Emotion recognition from speech using source, system, and prosodic features

  • Authors:
  • Shashidhar G. Koolagudi;K. Sreenivasa Rao

  • Affiliations:
  • School of Information Technology, Indian Institute of Technology Kharagpur, Kharagpur, India 721302;School of Information Technology, Indian Institute of Technology Kharagpur, Kharagpur, India 721302

  • Venue:
  • International Journal of Speech Technology
  • Year:
  • 2012

Quantified Score

Hi-index 0.00

Visualization

Abstract

In this work, source, system, and prosodic features of speech are explored for characterizing and classifying the underlying emotions. Different speech features contribute in different ways to express the emotions, due to their complementary nature. Linear prediction residual samples chosen around glottal closure regions, and glottal pulse parameters are used to represent excitation source information.
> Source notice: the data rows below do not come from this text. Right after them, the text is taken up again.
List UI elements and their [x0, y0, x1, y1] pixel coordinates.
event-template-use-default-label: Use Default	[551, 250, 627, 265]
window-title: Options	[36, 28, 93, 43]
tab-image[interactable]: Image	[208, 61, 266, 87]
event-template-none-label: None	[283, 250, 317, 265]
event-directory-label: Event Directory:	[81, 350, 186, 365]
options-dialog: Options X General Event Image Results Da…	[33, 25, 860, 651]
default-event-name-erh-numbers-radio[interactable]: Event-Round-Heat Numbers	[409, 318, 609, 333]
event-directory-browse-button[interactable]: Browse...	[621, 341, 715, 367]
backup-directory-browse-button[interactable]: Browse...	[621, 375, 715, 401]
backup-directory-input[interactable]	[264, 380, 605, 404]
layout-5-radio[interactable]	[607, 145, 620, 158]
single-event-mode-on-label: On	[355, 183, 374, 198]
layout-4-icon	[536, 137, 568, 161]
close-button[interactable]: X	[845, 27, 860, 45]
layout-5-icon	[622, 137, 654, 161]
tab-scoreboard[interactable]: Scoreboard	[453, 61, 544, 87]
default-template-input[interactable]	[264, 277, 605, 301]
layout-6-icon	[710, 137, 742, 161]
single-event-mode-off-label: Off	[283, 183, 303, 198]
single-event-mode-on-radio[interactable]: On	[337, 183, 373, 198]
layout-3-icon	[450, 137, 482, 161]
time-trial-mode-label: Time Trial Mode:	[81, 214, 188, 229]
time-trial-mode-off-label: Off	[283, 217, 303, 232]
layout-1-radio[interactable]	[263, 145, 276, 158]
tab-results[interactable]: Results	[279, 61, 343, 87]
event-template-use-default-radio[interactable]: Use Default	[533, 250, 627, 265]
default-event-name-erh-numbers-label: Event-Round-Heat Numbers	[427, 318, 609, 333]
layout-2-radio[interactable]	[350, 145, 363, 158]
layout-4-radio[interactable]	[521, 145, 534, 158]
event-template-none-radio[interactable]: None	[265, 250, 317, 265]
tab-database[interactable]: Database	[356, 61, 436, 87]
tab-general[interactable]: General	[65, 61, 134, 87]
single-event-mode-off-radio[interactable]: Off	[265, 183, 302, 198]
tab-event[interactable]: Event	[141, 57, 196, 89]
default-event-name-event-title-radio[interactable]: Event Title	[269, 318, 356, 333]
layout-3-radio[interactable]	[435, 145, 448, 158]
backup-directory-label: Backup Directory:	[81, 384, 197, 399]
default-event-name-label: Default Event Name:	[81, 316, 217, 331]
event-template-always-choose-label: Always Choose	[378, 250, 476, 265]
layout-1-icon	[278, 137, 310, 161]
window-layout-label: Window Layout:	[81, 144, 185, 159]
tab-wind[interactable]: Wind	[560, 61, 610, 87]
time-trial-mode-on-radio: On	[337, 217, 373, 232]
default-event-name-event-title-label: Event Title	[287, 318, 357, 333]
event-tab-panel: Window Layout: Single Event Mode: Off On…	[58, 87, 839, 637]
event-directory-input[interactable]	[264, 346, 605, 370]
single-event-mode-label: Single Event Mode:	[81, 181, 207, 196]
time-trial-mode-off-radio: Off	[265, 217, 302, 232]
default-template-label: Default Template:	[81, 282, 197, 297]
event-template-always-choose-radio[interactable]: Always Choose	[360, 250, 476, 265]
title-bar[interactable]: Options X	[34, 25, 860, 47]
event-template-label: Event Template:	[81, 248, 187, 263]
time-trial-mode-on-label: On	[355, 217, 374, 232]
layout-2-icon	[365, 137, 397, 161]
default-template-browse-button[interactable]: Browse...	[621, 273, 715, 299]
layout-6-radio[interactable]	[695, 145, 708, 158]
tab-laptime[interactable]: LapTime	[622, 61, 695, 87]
Linear prediction cepstral coefficients extracted through simple block processing and pitch synchronous analysis represent the vocal tract information. Global and local prosodic features extracted from gross statistics and temporal dynamics of the sequence of duration, pitch, and energy values represent the prosodic information. Emotion recognition models are developed using above mentioned features separately, and in combination. Simulated Telugu emotion database (IITKGP-SESC) is used to evaluate the proposed features. The emotion recognition results obtained using IITKGP-SESC are compared with the results of internationally known Berlin emotion speech database (Emo-DB). Autoassociative neural networks, Gaussian mixture models, and support vector machines are used to develop emotion recognition systems with source, system, and prosodic features, respectively. Weighted combination of evidence has been used while combining the performance of systems developed using different features. From the results, it is observed that, each of the proposed speech features has contributed toward emotion recognition. The combination of features improved the emotion recognition performance, indicating the complementary nature of the features.